As a fixture of the Patriots’ Super Bowl-winning team, Mason produced an 85.0 overall grade (including playoffs) that ranked fourth among all offensive linemen in 2018, with the next closest guard being Zack Martin of the Dallas Cowboys who graded at 78.6. Mason also ended five games with an 80.0 single-game grade or higher last season, with his best single-game grade coming in Week 6 against the Kansas City Chiefs, where he ended the contest with an elite mark of 90.6. 

His 80.6 run-blocking grade ranked first among offensive guards, while his 80.2 pass-blocking grade was a career-best and ranked in the top 15 at the position. In total, Mason allowed 20 pressures on quarterback Tom Brady, but he allowed only one sack. 

It’s an understatement, but Mason has been an ironman along the interior offensive line for New England. The 2018 season marked his third straight year with over 1,200 snaps at right guard, and over those last three seasons, Mason has produced an overall grade no less than 81.6, which he recorded in the 2017 campaign.

From 2016 to 2018, Mason has earned an 87.8 three-year overall grade, second only to Zack Martin (90.2) over that span, but his three-year run-blocking grade of 86.6 is good for first, which shows the extent of his domination in the ground game.

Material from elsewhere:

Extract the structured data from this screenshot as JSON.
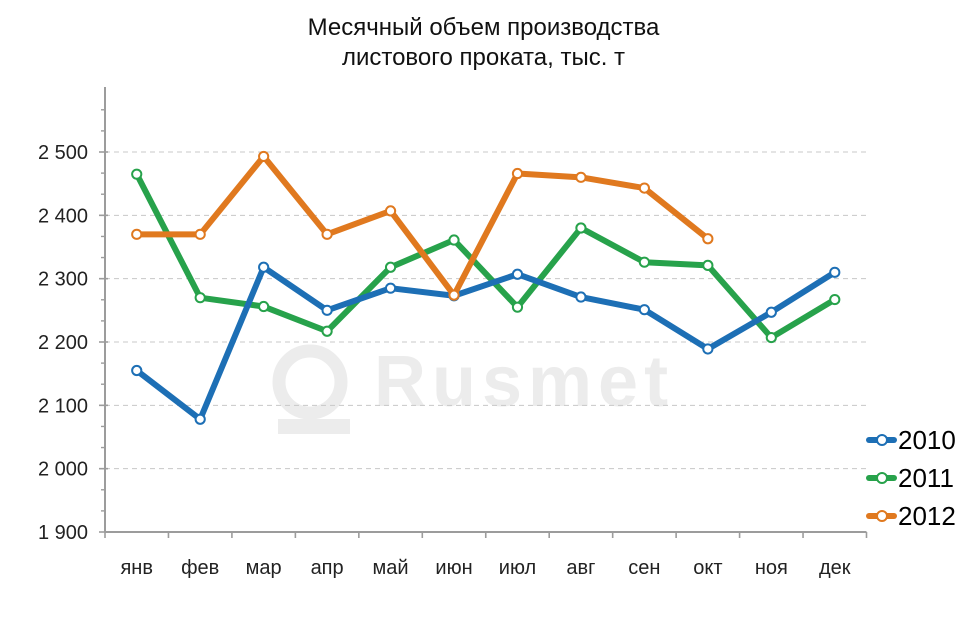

The Patriots offense offers up a diverse game plan from week to week in their attempts to open up lanes for their running backs, and Mason’s ability to adapt to their different schemes at a high level might be his most valuable asset. Over the last three seasons, the team ran the ball on 1,687 snaps, with 44.1% of their plays being either an outside-zone or man-blocking scheme, which just so happen to be two areas where Mason excels.

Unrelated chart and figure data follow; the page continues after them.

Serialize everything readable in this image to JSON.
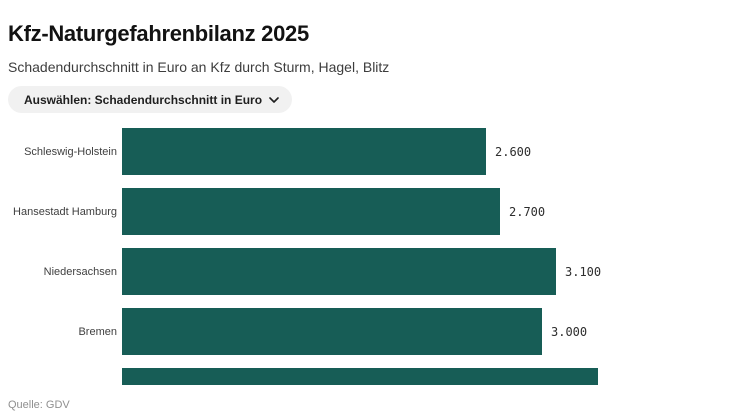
{
  "header": {
    "title": "Kfz-Naturgefahrenbilanz 2025",
    "subtitle": "Schadendurchschnitt in Euro an Kfz durch Sturm, Hagel, Blitz"
  },
  "controls": {
    "select_label": "Auswählen: Schadendurchschnitt in Euro",
    "select_icon": "chevron-down"
  },
  "chart_data": {
    "type": "bar",
    "orientation": "horizontal",
    "title": "Kfz-Naturgefahrenbilanz 2025",
    "subtitle": "Schadendurchschnitt in Euro an Kfz durch Sturm, Hagel, Blitz",
    "unit": "Euro",
    "categories": [
      "Schleswig-Holstein",
      "Hansestadt Hamburg",
      "Niedersachsen",
      "Bremen"
    ],
    "values": [
      2600,
      2700,
      3100,
      3000
    ],
    "value_labels": [
      "2.600",
      "2.700",
      "3.100",
      "3.000"
    ],
    "partial_bar": {
      "value": 3400,
      "label_visible": false
    },
    "xlim": [
      0,
      3400
    ],
    "bar_color": "#175d56",
    "grid": false,
    "legend": false
  },
  "footer": {
    "source": "Quelle: GDV"
  }
}
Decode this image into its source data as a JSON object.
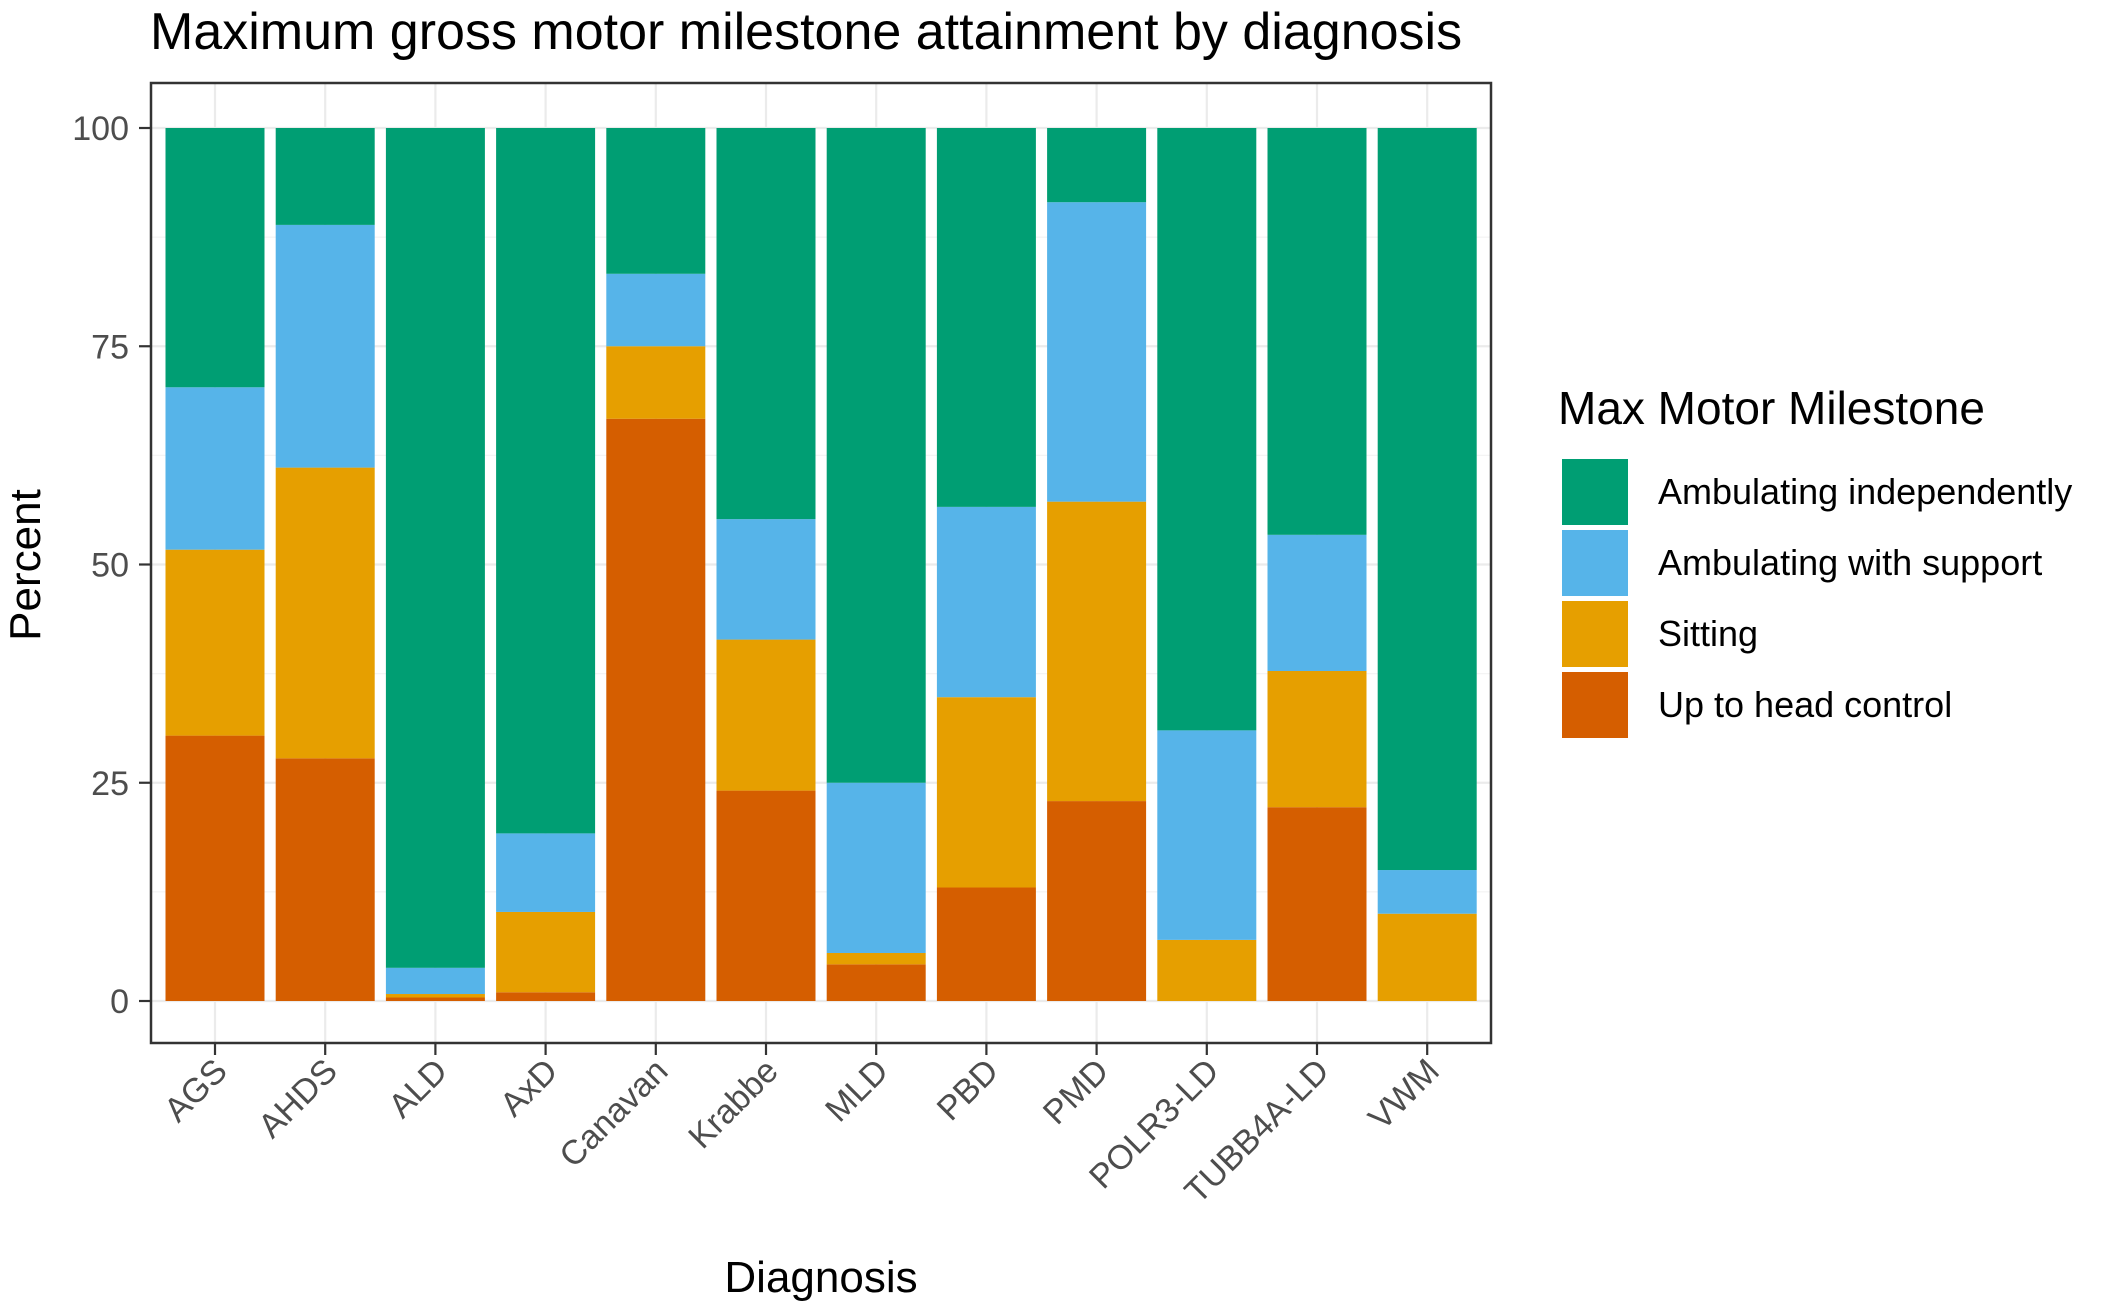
{
  "chart_data": {
    "type": "bar",
    "stacked": true,
    "title": "Maximum gross motor milestone attainment by diagnosis",
    "xlabel": "Diagnosis",
    "ylabel": "Percent",
    "ylim": [
      0,
      100
    ],
    "yticks": [
      0,
      25,
      50,
      75,
      100
    ],
    "grid": true,
    "legend_title": "Max Motor Milestone",
    "legend_position": "right",
    "categories": [
      "AGS",
      "AHDS",
      "ALD",
      "AxD",
      "Canavan",
      "Krabbe",
      "MLD",
      "PBD",
      "PMD",
      "POLR3-LD",
      "TUBB4A-LD",
      "VWM"
    ],
    "series": [
      {
        "name": "Up to head control",
        "color": "#D55E00",
        "values": [
          30.4,
          27.8,
          0.4,
          1.0,
          66.7,
          24.1,
          4.2,
          13.0,
          22.9,
          0.0,
          22.2,
          0.0
        ]
      },
      {
        "name": "Sitting",
        "color": "#E69F00",
        "values": [
          21.3,
          33.3,
          0.4,
          9.2,
          8.3,
          17.3,
          1.3,
          21.8,
          34.3,
          7.0,
          15.6,
          10.0
        ]
      },
      {
        "name": "Ambulating with support",
        "color": "#56B4E9",
        "values": [
          18.6,
          27.8,
          3.0,
          9.0,
          8.3,
          13.8,
          19.5,
          21.8,
          34.3,
          24.0,
          15.6,
          5.0
        ]
      },
      {
        "name": "Ambulating independently",
        "color": "#009E73",
        "values": [
          29.7,
          11.1,
          96.2,
          80.8,
          16.7,
          44.8,
          75.0,
          43.4,
          8.5,
          69.0,
          46.6,
          85.0
        ]
      }
    ],
    "legend_order": [
      "Ambulating independently",
      "Ambulating with support",
      "Sitting",
      "Up to head control"
    ]
  }
}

On his 355 run-blocking snaps utilizing the man-blocking scheme, Mason has produced a 76.5 grade, 15th among guards over the last three years. He performed even better in the outside-zone scheme, where he earned an 88.7 run-blocking grade, fourth at the position throughout that span.

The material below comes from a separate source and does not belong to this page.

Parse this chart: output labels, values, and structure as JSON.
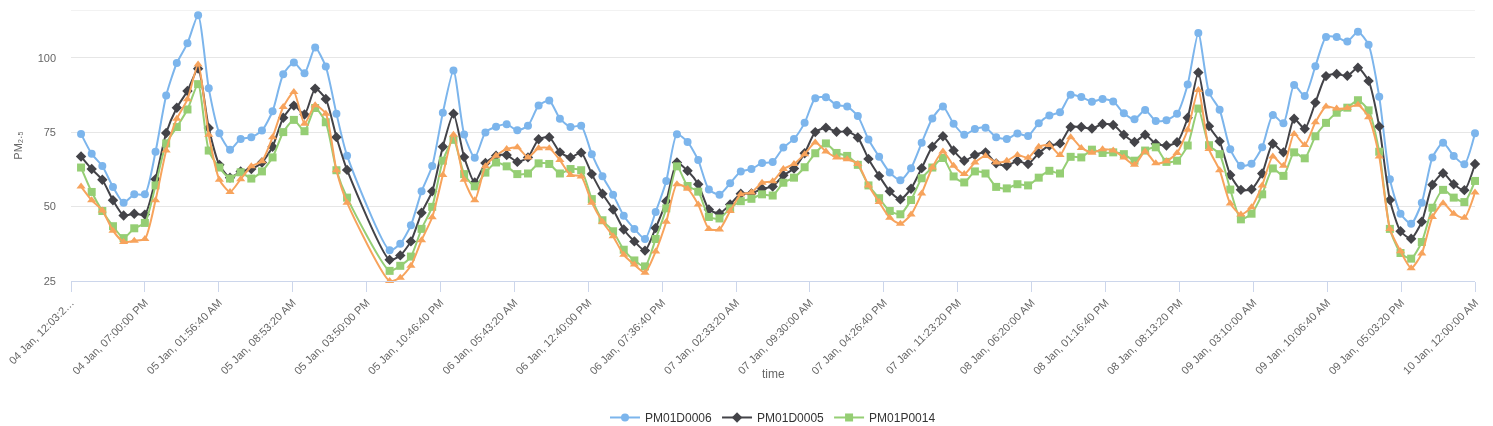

As stout as Mason has been as a blocker in the running game, he’s also performed at a high level in pass protection. Although he hasn’t been among the elite in this category, Mason has shown improvement each season, with 2018 being his first season with a pass-blocking grade above 80.0. In his three seasons since 2016, Mason has generated a 97.7 pass block efficiency rating (22nd among qualifying guards), and he has allowed a pressure rate of only 4.0% (21st).

Mason may go about his business quietly, but his consistent dominance among offensive linemen cannot be overlooked. Prior to last season, the Patriots locked up Mason with a five-year, $45 million contract extension with $23.5 million fully guaranteed, which is an absolute bargain for the league’s highest-graded guard. Currently, his $9.0 million average yearly salary ranks 41st among all offensive linemen and seventh among right guards, per Over the Cap, which means that the Patriots have won…again.

Mason is just entering the prime of his career, and if his career trajectory tells us anything, it’s that he’s positioned be an elite offensive lineman for many years to come.